Jaeger: Der Sozialstaat gibt den Lebenslauf eines jungen Menschen sehr stark vor. Man geht in die Schule, dann in die Ausbildung oder ins Studium und anschließend in die Erwerbstätigkeit. Alles dazwischen, wie Praktika, längere Reisen, muss man sich leisten können.
Jugendliche empfinden dadurch nicht nur den Druck, was sie alles leisten müssen, sondern auch Zeitdruck für ihr eigenes Leben. Die Auswahl an Ausbildungsberufen als auch an Studiengängen ist überwältigend. Sie müssen sich aber schnell entscheiden. Dann sollen sie die ganze Zeit arbeiten und noch eine Familie gründen.
Daraus ergeben sich nicht nur Fragen zur Gerechtigkeit zwischen den Generationen, sondern auch zur Gerechtigkeit zwischen den Geschlechtern.
tagesschau.de: Was meinen Sie damit?
Jaeger: Für junge Frauen ist das eine Menge, was sie leisten müssen.
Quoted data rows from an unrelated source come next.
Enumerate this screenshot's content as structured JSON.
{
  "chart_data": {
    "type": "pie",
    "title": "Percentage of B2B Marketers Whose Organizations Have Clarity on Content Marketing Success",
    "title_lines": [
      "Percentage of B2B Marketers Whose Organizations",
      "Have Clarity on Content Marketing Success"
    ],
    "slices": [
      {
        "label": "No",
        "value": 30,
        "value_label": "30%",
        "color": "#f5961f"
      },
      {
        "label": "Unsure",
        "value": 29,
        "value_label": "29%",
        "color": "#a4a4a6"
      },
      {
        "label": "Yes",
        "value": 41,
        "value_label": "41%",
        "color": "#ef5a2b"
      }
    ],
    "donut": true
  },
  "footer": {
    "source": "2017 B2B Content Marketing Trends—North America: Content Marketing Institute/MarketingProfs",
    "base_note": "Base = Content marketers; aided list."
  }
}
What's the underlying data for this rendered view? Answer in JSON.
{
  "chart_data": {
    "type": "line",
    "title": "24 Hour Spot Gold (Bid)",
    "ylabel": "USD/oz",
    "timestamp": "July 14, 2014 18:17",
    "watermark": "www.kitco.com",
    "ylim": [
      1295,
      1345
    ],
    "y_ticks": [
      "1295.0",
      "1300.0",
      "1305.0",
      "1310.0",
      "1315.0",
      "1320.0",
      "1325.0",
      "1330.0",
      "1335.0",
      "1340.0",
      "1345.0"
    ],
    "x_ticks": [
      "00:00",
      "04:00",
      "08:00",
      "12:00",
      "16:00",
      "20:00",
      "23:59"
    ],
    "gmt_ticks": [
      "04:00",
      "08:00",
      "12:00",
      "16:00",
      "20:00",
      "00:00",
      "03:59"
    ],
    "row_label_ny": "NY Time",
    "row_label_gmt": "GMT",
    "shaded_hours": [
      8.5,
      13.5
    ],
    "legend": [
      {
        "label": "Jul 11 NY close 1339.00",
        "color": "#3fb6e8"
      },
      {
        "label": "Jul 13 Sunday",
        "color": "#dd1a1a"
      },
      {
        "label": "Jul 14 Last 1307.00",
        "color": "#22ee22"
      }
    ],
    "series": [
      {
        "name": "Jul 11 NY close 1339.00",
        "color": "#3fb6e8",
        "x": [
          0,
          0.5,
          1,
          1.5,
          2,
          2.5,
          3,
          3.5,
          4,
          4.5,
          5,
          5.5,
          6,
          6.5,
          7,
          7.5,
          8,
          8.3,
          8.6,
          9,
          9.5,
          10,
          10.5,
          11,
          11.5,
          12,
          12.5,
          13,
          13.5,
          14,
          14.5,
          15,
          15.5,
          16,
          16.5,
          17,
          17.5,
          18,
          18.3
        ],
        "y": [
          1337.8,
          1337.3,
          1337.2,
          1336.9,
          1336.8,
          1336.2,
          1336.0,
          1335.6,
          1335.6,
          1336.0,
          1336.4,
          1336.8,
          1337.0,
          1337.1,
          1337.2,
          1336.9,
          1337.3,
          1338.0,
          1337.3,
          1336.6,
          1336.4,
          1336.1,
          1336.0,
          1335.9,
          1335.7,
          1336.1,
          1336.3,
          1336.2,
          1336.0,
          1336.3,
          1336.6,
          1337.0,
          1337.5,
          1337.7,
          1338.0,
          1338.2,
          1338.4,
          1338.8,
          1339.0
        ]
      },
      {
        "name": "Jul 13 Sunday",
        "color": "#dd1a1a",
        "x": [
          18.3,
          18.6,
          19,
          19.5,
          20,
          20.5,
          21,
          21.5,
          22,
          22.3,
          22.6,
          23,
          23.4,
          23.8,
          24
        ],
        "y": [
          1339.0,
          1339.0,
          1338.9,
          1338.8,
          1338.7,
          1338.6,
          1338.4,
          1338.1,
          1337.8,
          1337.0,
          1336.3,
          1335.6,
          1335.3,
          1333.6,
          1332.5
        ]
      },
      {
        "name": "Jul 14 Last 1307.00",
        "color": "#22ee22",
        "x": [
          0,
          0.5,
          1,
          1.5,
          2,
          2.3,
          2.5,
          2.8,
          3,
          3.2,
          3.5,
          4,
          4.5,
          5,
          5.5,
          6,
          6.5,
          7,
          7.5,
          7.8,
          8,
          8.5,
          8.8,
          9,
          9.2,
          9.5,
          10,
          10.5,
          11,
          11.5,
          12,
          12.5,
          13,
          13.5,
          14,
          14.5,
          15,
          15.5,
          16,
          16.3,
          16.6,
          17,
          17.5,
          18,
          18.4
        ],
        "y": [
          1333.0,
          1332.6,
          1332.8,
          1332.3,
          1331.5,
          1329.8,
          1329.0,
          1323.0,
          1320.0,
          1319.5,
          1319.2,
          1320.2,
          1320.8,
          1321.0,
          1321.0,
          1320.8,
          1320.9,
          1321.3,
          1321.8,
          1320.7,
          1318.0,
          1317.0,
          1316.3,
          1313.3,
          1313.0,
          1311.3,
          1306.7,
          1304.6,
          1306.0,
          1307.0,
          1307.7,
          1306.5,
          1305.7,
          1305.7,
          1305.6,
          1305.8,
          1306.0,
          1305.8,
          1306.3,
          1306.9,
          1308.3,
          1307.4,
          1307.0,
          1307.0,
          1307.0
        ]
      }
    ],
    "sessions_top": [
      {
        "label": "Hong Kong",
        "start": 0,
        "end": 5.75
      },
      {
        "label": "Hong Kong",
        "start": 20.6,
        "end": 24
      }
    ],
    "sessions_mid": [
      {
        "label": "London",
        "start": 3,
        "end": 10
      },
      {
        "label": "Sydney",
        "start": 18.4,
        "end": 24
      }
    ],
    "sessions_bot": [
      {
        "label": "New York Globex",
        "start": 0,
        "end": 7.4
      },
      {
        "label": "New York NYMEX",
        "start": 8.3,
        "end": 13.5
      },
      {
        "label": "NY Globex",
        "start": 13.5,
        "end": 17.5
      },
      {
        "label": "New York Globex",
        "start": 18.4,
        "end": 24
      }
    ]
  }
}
Zumal Frauen häufig die Hauptlast der familiären Sorgearbeit wie Kinderbetreuung, Haushalt und die Pflege der Eltern übernehmen.
Wenn jetzt Frauen auch einen Wehrdienst machen würden, was ja eigentlich im Sinne der Gleichberechtigung wäre, dann käme für sie noch ein Jahr außerhalb der Erwerbsarbeit hinzu. Gründen sie später eine Familie, bleiben sie für die Kinder mindestens ein halbes Jahr, wahrscheinlich länger zuhause.
Danach arbeiten sie möglicherweise in Teilzeit und dann sind ihre Rentenansprüche so viel geringer als die ihrer männlichen Partner, dass sie am Ende fast zwangsläufig in die Altersarmut gehen. Hier wäre es gerecht, wenn Männer umgekehrt gleichviel Elternzeit nehmen müssten wie Frauen.
„Die Jugendpolitik ist sehr fragmentiert“
tagesschau.de: Zu Finanzfragen schreibt Schwarz-Rot im Koalitionsvertrag vom „Gebot der Generationengerechtigkeit“. Zeigt sich das in der Politik der Bundesregierung?
Jaeger: Nein, ich würde sagen, es zeigt sich nicht. Die Kinder- und Jugendpolitik ist sehr fragmentiert. Es gibt keine große Strategie, die sich allumfassend mit dem Thema auseinandersetzt, sondern viele kleine einzelne Punkte. Es wird zum Beispiel kaum ein systematisches Konzept zur Bekämpfung von Kinder- und Jugendarmut angesprochen.
tagesschau.de: Was sollte ein solche große Strategie denn angehen?
Jaeger: Eine echte strukturelle Beteiligung von jungen Menschen müsste Teil davon sein. Man muss sich ihre Meinungen anhören und mit ihnen Lösungen erarbeiten, die dann ernst genommen und sinnvoll umgesetzt werden. Wenn die Themen junge Menschen und ihre Zukunft betreffen, könnten sie auch im Rahmen eines Gesetzgebungsverfahrens angehört werden. Das Recht junger Menschen auf Zukunft muss in das politische Geschehen integriert werden.
Dass junge Menschen systematisch beteiligt werden, sollte für uns die Normalität sein. Ich glaube, erst dann kommen wir dazu, dass sich der Generationenvertrag so verändert, dass es für alle wieder gerechter wird. Denn die sozialen Sicherungssysteme müssen auch für die junge Generation zukunftsfähig sein.